Maíra Fernandes — Não consigo imaginar como a regulamentação das drogas possa gerar um cenário pior do que o atual. Na verdade, o tráfico de drogas gera crimes muito violentos. Esses crimes não vão aparecer com o fim do tráfico, porque eles já fazem parte do mundo do tráfico de drogas, que, por ser atividade ilegal, exige o uso de armas e violência. Os traficantes se armam e praticam diversos crimes para manter esse sistema, que é totalmente criminoso. Isso é característico de qualquer máfia, de qualquer facção criminosa. Eles precisam proteger o negócio deles, que é criminoso, e por isso acabam recorrendo a essas atividades ilícitas. O tráfico de drogas é extremamente danoso à sociedade, é extremamente violento. E toda essa guerra às drogas só gerou mortes e violência ao longo dos anos. Inclusive de policiais e crianças, como lemos todos os dias nos jornais.
ConJur — Estima-se que o PCC fature R$ 240 milhões por ano. Desse total, avalia-se que 80% venha da venda de drogas. A guerra às drogas é responsável pelo crescimento de facções criminosas como o PCC?
Maíra Fernandes — Sem dúvida alguma. E parte desse rendimento deles também deve ser utilizado em armamentos e corrupção, que só aumentam a violência. O tráfico gera todo um ciclo de violência. A guerra às drogas fez surgir essas facções. E o Estado fica em uma situação muito difícil sobre como lidar com essas facções. Primeiro que ele não conhece quase nada sobre elas, não tem quase nenhum dado sobre as facções. É absoluto o desconhecimento. Em relação ao sistema prisional, ou bem o Estado reconhece as facções e acaba dando muito poder a elas, ou ele ignora a existência delas. Mas se ele ignorar, “lavar as mãos”, acaba misturando os presos e permitindo que eles se matem — algo que o Estado não pode admitir, pois a vida e a integridade física dos detentos são de sua responsabilidade. É muito difícil lidar com as facções criminosas no sistema penitenciário. O mais prudente é separá-las e manter presídios neutros, nos quais ficam presos os que não são vinculados a nenhuma facção criminosa.
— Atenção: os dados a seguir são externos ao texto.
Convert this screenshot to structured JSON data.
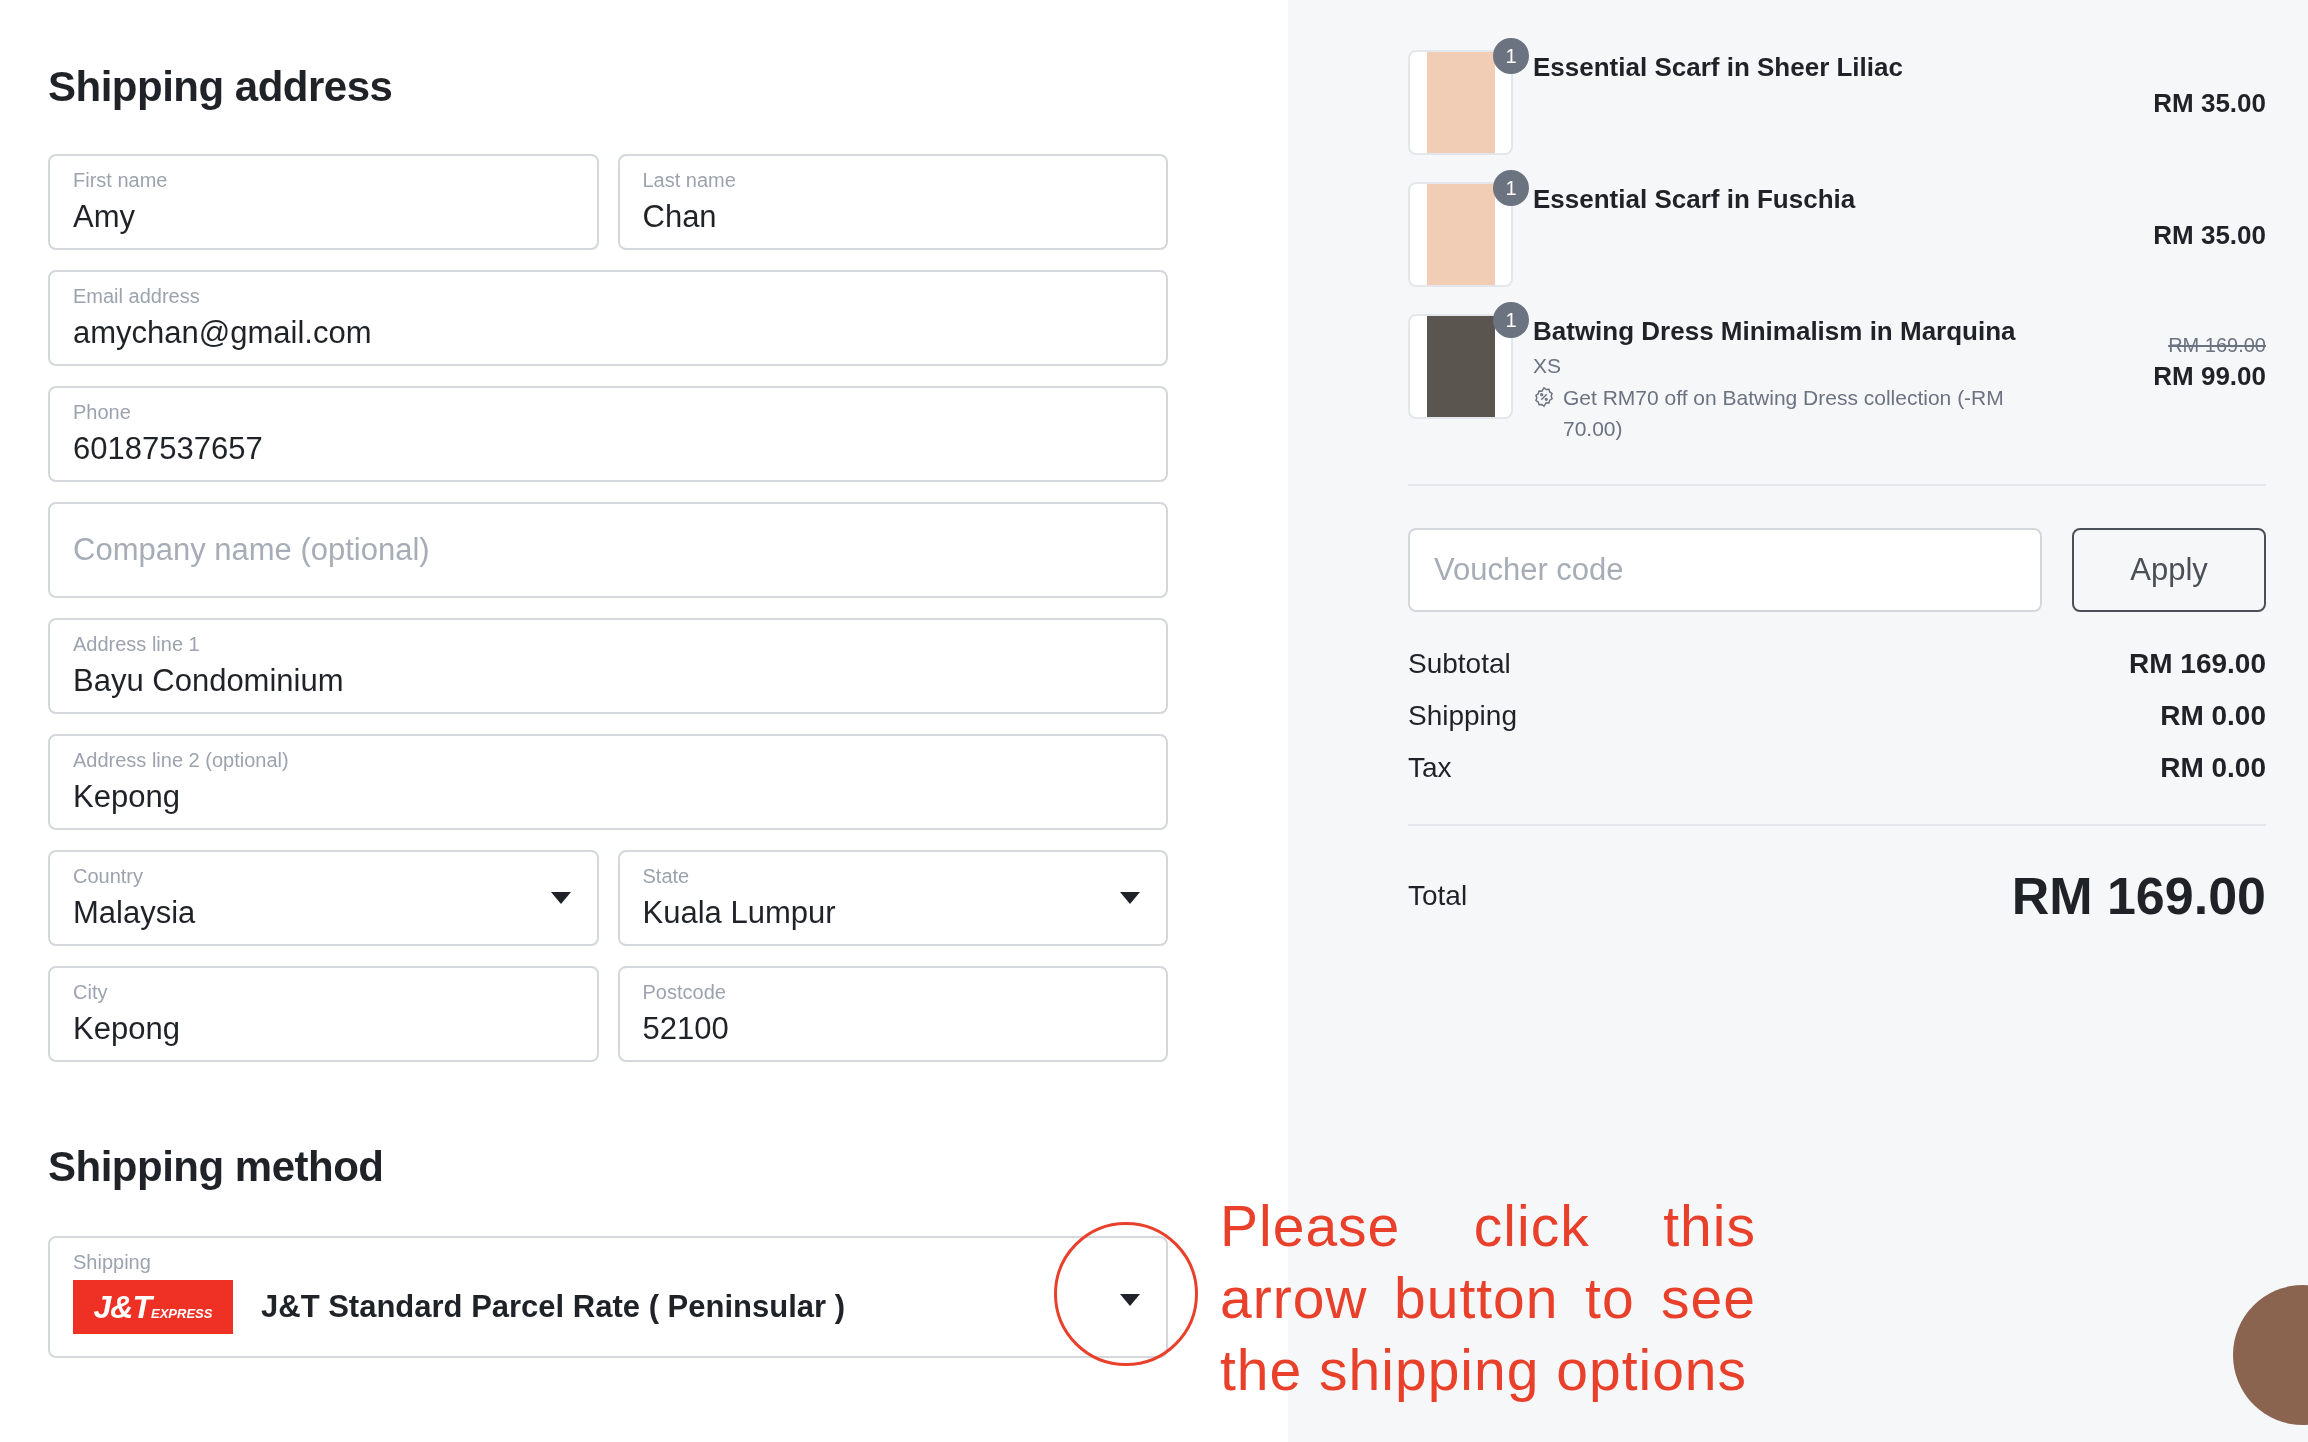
{
  "shipping_address": {
    "title": "Shipping address",
    "rows": [
      {
        "fields": [
          {
            "kind": "text",
            "label": "First name",
            "value": "Amy"
          },
          {
            "kind": "text",
            "label": "Last name",
            "value": "Chan"
          }
        ]
      },
      {
        "fields": [
          {
            "kind": "text",
            "label": "Email address",
            "value": "amychan@gmail.com"
          }
        ]
      },
      {
        "fields": [
          {
            "kind": "text",
            "label": "Phone",
            "value": "60187537657"
          }
        ]
      },
      {
        "fields": [
          {
            "kind": "empty",
            "placeholder": "Company name (optional)"
          }
        ]
      },
      {
        "fields": [
          {
            "kind": "text",
            "label": "Address line 1",
            "value": "Bayu Condominium"
          }
        ]
      },
      {
        "fields": [
          {
            "kind": "text",
            "label": "Address line 2 (optional)",
            "value": "Kepong"
          }
        ]
      },
      {
        "fields": [
          {
            "kind": "select",
            "label": "Country",
            "value": "Malaysia"
          },
          {
            "kind": "select",
            "label": "State",
            "value": "Kuala Lumpur"
          }
        ]
      },
      {
        "fields": [
          {
            "kind": "text",
            "label": "City",
            "value": "Kepong"
          },
          {
            "kind": "text",
            "label": "Postcode",
            "value": "52100"
          }
        ]
      }
    ]
  },
  "shipping_method": {
    "title": "Shipping method",
    "label": "Shipping",
    "logo": {
      "main": "J&T",
      "sub": "EXPRESS"
    },
    "value": "J&T Standard Parcel Rate ( Peninsular )"
  },
  "annotation": {
    "text": "Please click this arrow button to see the shipping options"
  },
  "cart_items": [
    {
      "name": "Essential Scarf in Sheer Liliac",
      "quantity": "1",
      "price": "RM 35.00"
    },
    {
      "name": "Essential Scarf in Fuschia",
      "quantity": "1",
      "price": "RM 35.00"
    },
    {
      "name": "Batwing Dress Minimalism in Marquina",
      "quantity": "1",
      "variant": "XS",
      "discount": "Get RM70 off on Batwing Dress collection (-RM 70.00)",
      "original_price": "RM 169.00",
      "price": "RM 99.00"
    }
  ],
  "voucher": {
    "placeholder": "Voucher code",
    "button": "Apply"
  },
  "summary": [
    {
      "label": "Subtotal",
      "value": "RM 169.00"
    },
    {
      "label": "Shipping",
      "value": "RM 0.00"
    },
    {
      "label": "Tax",
      "value": "RM 0.00"
    }
  ],
  "total": {
    "label": "Total",
    "value": "RM 169.00"
  }
}
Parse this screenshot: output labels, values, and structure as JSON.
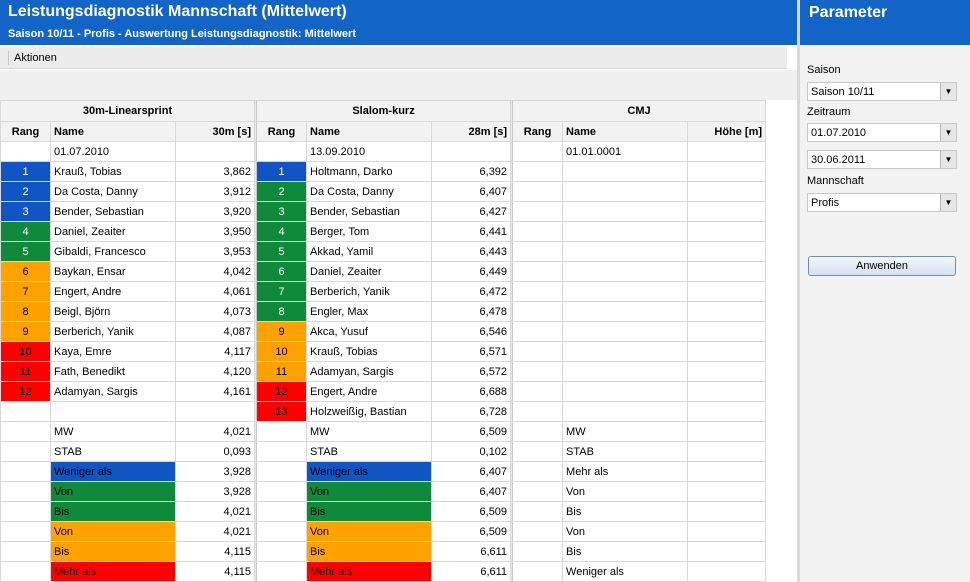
{
  "header": {
    "title": "Leistungsdiagnostik Mannschaft (Mittelwert)",
    "subtitle": "Saison 10/11 - Profis - Auswertung Leistungsdiagnostik: Mittelwert"
  },
  "toolbar": {
    "actions_label": "Aktionen"
  },
  "groups": [
    "30m-Linearsprint",
    "Slalom-kurz",
    "CMJ"
  ],
  "columns": [
    [
      "Rang",
      "Name",
      "30m [s]"
    ],
    [
      "Rang",
      "Name",
      "28m [s]"
    ],
    [
      "Rang",
      "Name",
      "Höhe [m]"
    ]
  ],
  "dates": [
    "01.07.2010",
    "13.09.2010",
    "01.01.0001"
  ],
  "sprint": [
    {
      "rank": "1",
      "name": "Krauß, Tobias",
      "value": "3,862",
      "color": "blue"
    },
    {
      "rank": "2",
      "name": "Da Costa, Danny",
      "value": "3,912",
      "color": "blue"
    },
    {
      "rank": "3",
      "name": "Bender, Sebastian",
      "value": "3,920",
      "color": "blue"
    },
    {
      "rank": "4",
      "name": "Daniel, Zeaiter",
      "value": "3,950",
      "color": "green"
    },
    {
      "rank": "5",
      "name": "Gibaldi, Francesco",
      "value": "3,953",
      "color": "green"
    },
    {
      "rank": "6",
      "name": "Baykan, Ensar",
      "value": "4,042",
      "color": "orange"
    },
    {
      "rank": "7",
      "name": "Engert, Andre",
      "value": "4,061",
      "color": "orange"
    },
    {
      "rank": "8",
      "name": "Beigl, Björn",
      "value": "4,073",
      "color": "orange"
    },
    {
      "rank": "9",
      "name": "Berberich, Yanik",
      "value": "4,087",
      "color": "orange"
    },
    {
      "rank": "10",
      "name": "Kaya, Emre",
      "value": "4,117",
      "color": "red"
    },
    {
      "rank": "11",
      "name": "Fath, Benedikt",
      "value": "4,120",
      "color": "red"
    },
    {
      "rank": "12",
      "name": "Adamyan, Sargis",
      "value": "4,161",
      "color": "red"
    }
  ],
  "slalom": [
    {
      "rank": "1",
      "name": "Holtmann, Darko",
      "value": "6,392",
      "color": "blue"
    },
    {
      "rank": "2",
      "name": "Da Costa, Danny",
      "value": "6,407",
      "color": "green"
    },
    {
      "rank": "3",
      "name": "Bender, Sebastian",
      "value": "6,427",
      "color": "green"
    },
    {
      "rank": "4",
      "name": "Berger, Tom",
      "value": "6,441",
      "color": "green"
    },
    {
      "rank": "5",
      "name": "Akkad, Yamil",
      "value": "6,443",
      "color": "green"
    },
    {
      "rank": "6",
      "name": "Daniel, Zeaiter",
      "value": "6,449",
      "color": "green"
    },
    {
      "rank": "7",
      "name": "Berberich, Yanik",
      "value": "6,472",
      "color": "green"
    },
    {
      "rank": "8",
      "name": "Engler, Max",
      "value": "6,478",
      "color": "green"
    },
    {
      "rank": "9",
      "name": "Akca, Yusuf",
      "value": "6,546",
      "color": "orange"
    },
    {
      "rank": "10",
      "name": "Krauß, Tobias",
      "value": "6,571",
      "color": "orange"
    },
    {
      "rank": "11",
      "name": "Adamyan, Sargis",
      "value": "6,572",
      "color": "orange"
    },
    {
      "rank": "12",
      "name": "Engert, Andre",
      "value": "6,688",
      "color": "red"
    },
    {
      "rank": "13",
      "name": "Holzweißig, Bastian",
      "value": "6,728",
      "color": "red"
    }
  ],
  "stats": [
    {
      "label": "MW",
      "color": "",
      "v1": "4,021",
      "v2": "6,509",
      "l3": "MW"
    },
    {
      "label": "STAB",
      "color": "",
      "v1": "0,093",
      "v2": "0,102",
      "l3": "STAB"
    },
    {
      "label": "Weniger als",
      "color": "blue",
      "v1": "3,928",
      "v2": "6,407",
      "l3": "Mehr als"
    },
    {
      "label": "Von",
      "color": "green",
      "v1": "3,928",
      "v2": "6,407",
      "l3": "Von"
    },
    {
      "label": "Bis",
      "color": "green",
      "v1": "4,021",
      "v2": "6,509",
      "l3": "Bis"
    },
    {
      "label": "Von",
      "color": "orange",
      "v1": "4,021",
      "v2": "6,509",
      "l3": "Von"
    },
    {
      "label": "Bis",
      "color": "orange",
      "v1": "4,115",
      "v2": "6,611",
      "l3": "Bis"
    },
    {
      "label": "Mehr als",
      "color": "red",
      "v1": "4,115",
      "v2": "6,611",
      "l3": "Weniger als"
    }
  ],
  "colors": {
    "blue": "#1155c4",
    "green": "#0f8a3a",
    "orange": "#ffa200",
    "red": "#ff0000",
    "header": "#1265c6"
  },
  "sidebar": {
    "title": "Parameter",
    "saison_label": "Saison",
    "saison_value": "Saison 10/11",
    "zeitraum_label": "Zeitraum",
    "date_from": "01.07.2010",
    "date_to": "30.06.2011",
    "mannschaft_label": "Mannschaft",
    "mannschaft_value": "Profis",
    "apply_label": "Anwenden"
  }
}
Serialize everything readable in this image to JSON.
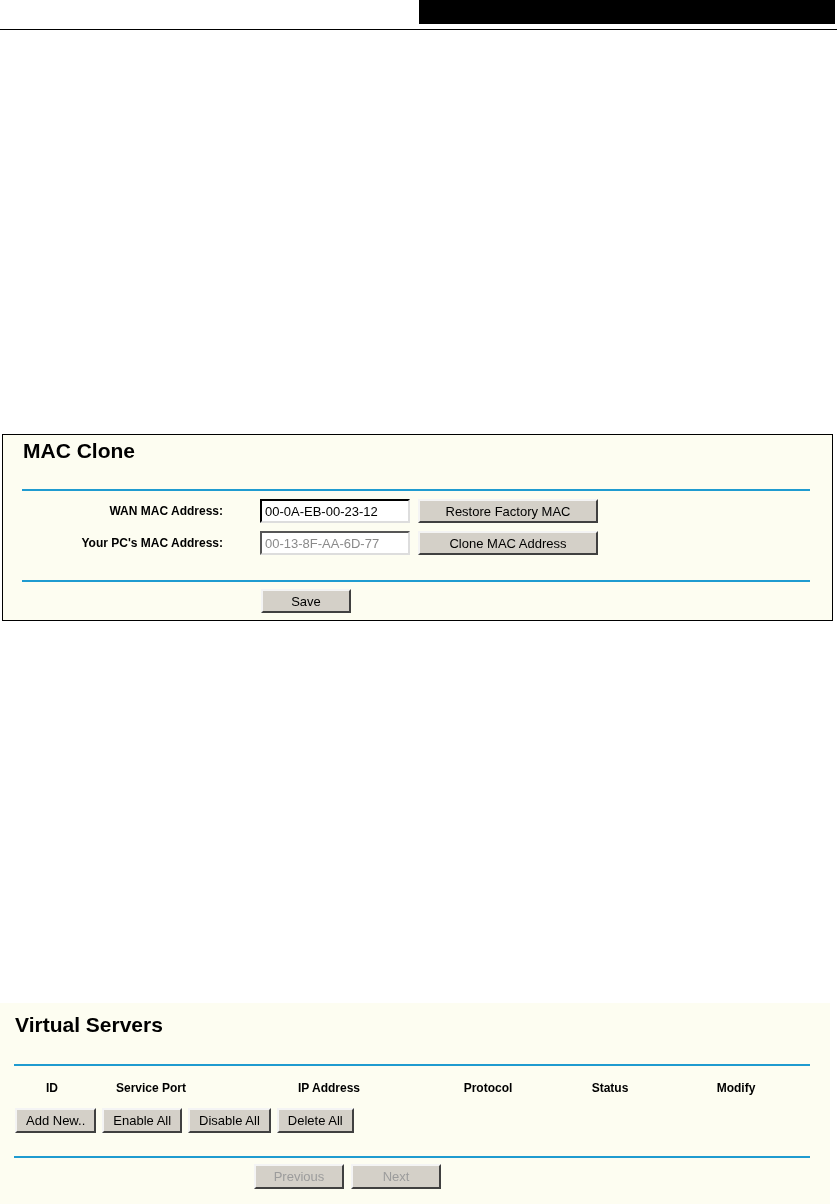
{
  "mac_clone": {
    "title": "MAC Clone",
    "fields": [
      {
        "label": "WAN MAC Address:",
        "value": "00-0A-EB-00-23-12",
        "disabled": false,
        "button": "Restore Factory MAC"
      },
      {
        "label": "Your PC's MAC Address:",
        "value": "00-13-8F-AA-6D-77",
        "disabled": true,
        "button": "Clone MAC Address"
      }
    ],
    "save_button": "Save"
  },
  "virtual_servers": {
    "title": "Virtual Servers",
    "columns": [
      "ID",
      "Service Port",
      "IP Address",
      "Protocol",
      "Status",
      "Modify"
    ],
    "actions": [
      "Add New..",
      "Enable All",
      "Disable All",
      "Delete All"
    ],
    "pager": [
      {
        "label": "Previous",
        "disabled": true
      },
      {
        "label": "Next",
        "disabled": true
      }
    ]
  }
}
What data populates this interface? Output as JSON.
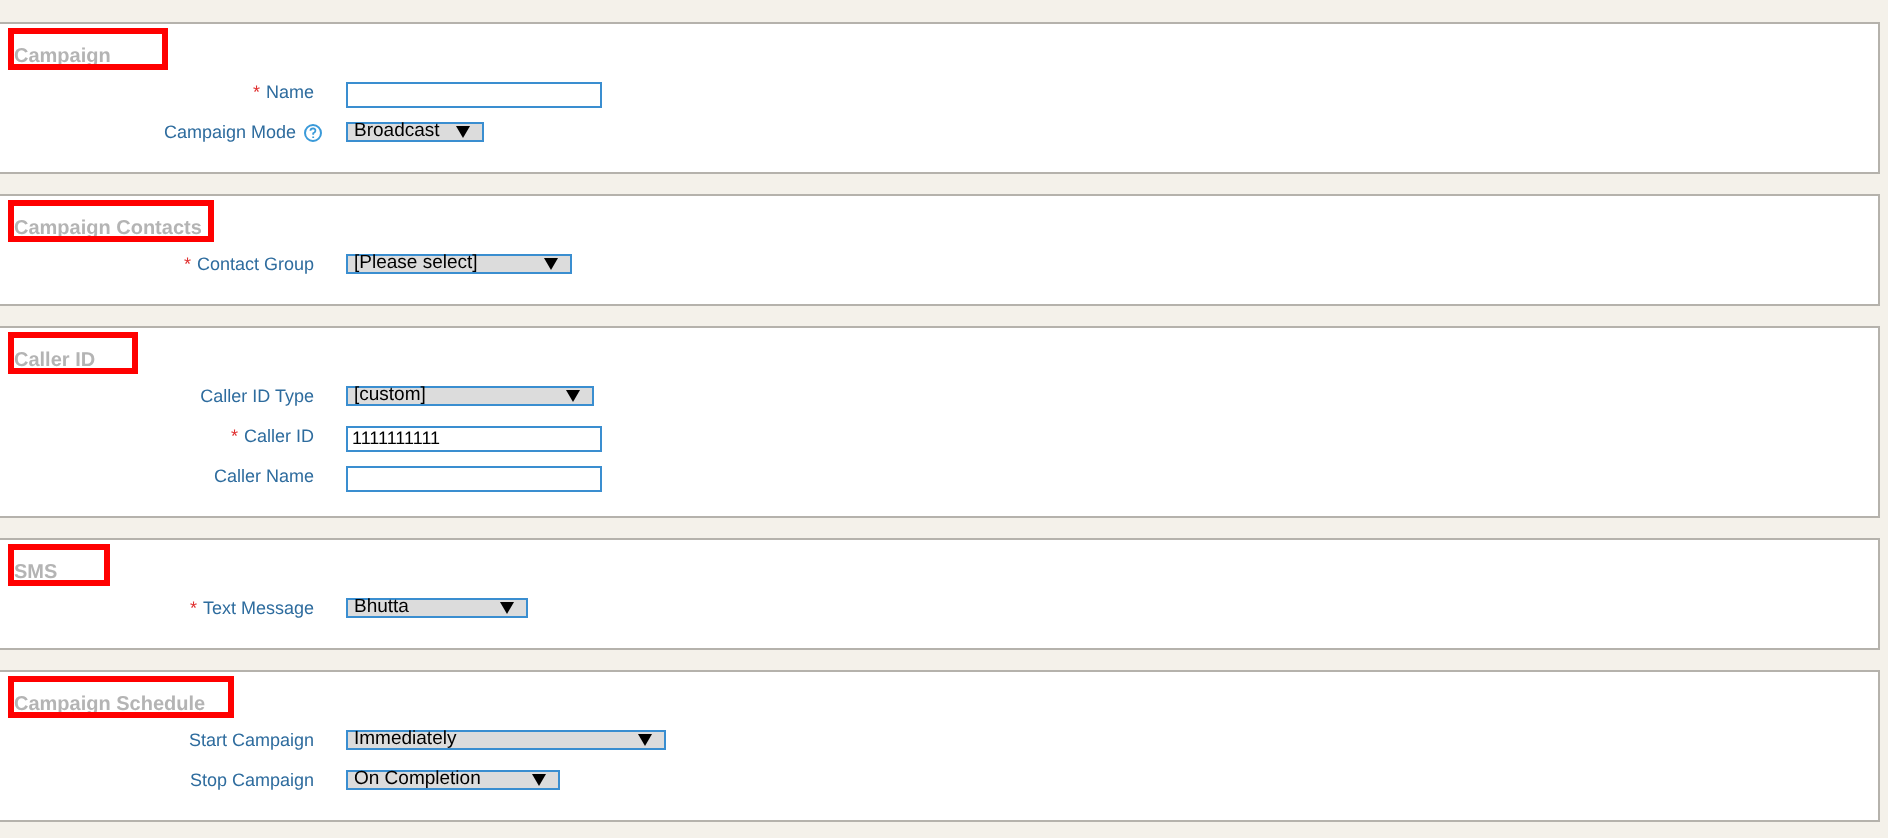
{
  "sections": [
    {
      "title": "Campaign",
      "highlighted": true,
      "fields": [
        {
          "label": "Name",
          "marker": "*",
          "help": false,
          "kind": "text"
        },
        {
          "label": "Campaign Mode",
          "help": true,
          "kind": "select",
          "value": "Broadcast"
        }
      ]
    },
    {
      "title": "Campaign Contacts",
      "highlighted": true,
      "fields": [
        {
          "label": "Contact Group",
          "marker": "*",
          "help": false,
          "kind": "select",
          "value": "[Please select]"
        }
      ]
    },
    {
      "title": "Caller ID",
      "highlighted": true,
      "fields": [
        {
          "label": "Caller ID Type",
          "help": false,
          "kind": "select",
          "value": "[custom]"
        },
        {
          "label": "Caller ID",
          "marker": "*",
          "help": false,
          "kind": "text",
          "value": "1111111111"
        },
        {
          "label": "Caller Name",
          "help": false,
          "kind": "text"
        }
      ]
    },
    {
      "title": "SMS",
      "highlighted": true,
      "fields": [
        {
          "label": "Text Message",
          "marker": "*",
          "help": false,
          "kind": "select",
          "value": "Bhutta"
        }
      ]
    },
    {
      "title": "Campaign Schedule",
      "highlighted": true,
      "fields": [
        {
          "label": "Start Campaign",
          "help": false,
          "kind": "select",
          "value": "Immediately"
        },
        {
          "label": "Stop Campaign",
          "help": false,
          "kind": "select",
          "value": "On Completion"
        }
      ]
    }
  ]
}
Quando eu assumi o Conselho Penitenciário, vi que quem era preso tinha que preencher uma ficha dizendo a que facção era vinculado. Juro que peguei esse papel em mãos. Aí um preso me disse “ô, doutora, eu fui preso por roubo, eu não faço parte de facção nenhuma, não. Eu roubei porque estava precisando de dinheiro. Mas daí o agente perguntou onde eu morava, e como eu disse que morava na favela tal, me jogou na ala do Comando Vermelho, que dominava essa área”. Pronto: ele acaba tendo que se vincular à facção para sobreviver. Agora, não precisa fazer nenhuma alteração legal ou adotar uma interpretação muito garantista para evitar o crescimento das facções no sistema penitenciário, basta cumprir a lei e deixar de encarcerar gente que não precisa ir para a cadeia, como réus primários. Afinal, quando eles entram no sistema, acabam sendo obrigados a entrar em uma facção. Daí eles contraem dívidas, que terão que pagar do lado de fora, e têm que começar a viver conforme as regras daquela facção. A prisão realmente é uma universidade do crime e uma forma de aumentar o poder dessas facções.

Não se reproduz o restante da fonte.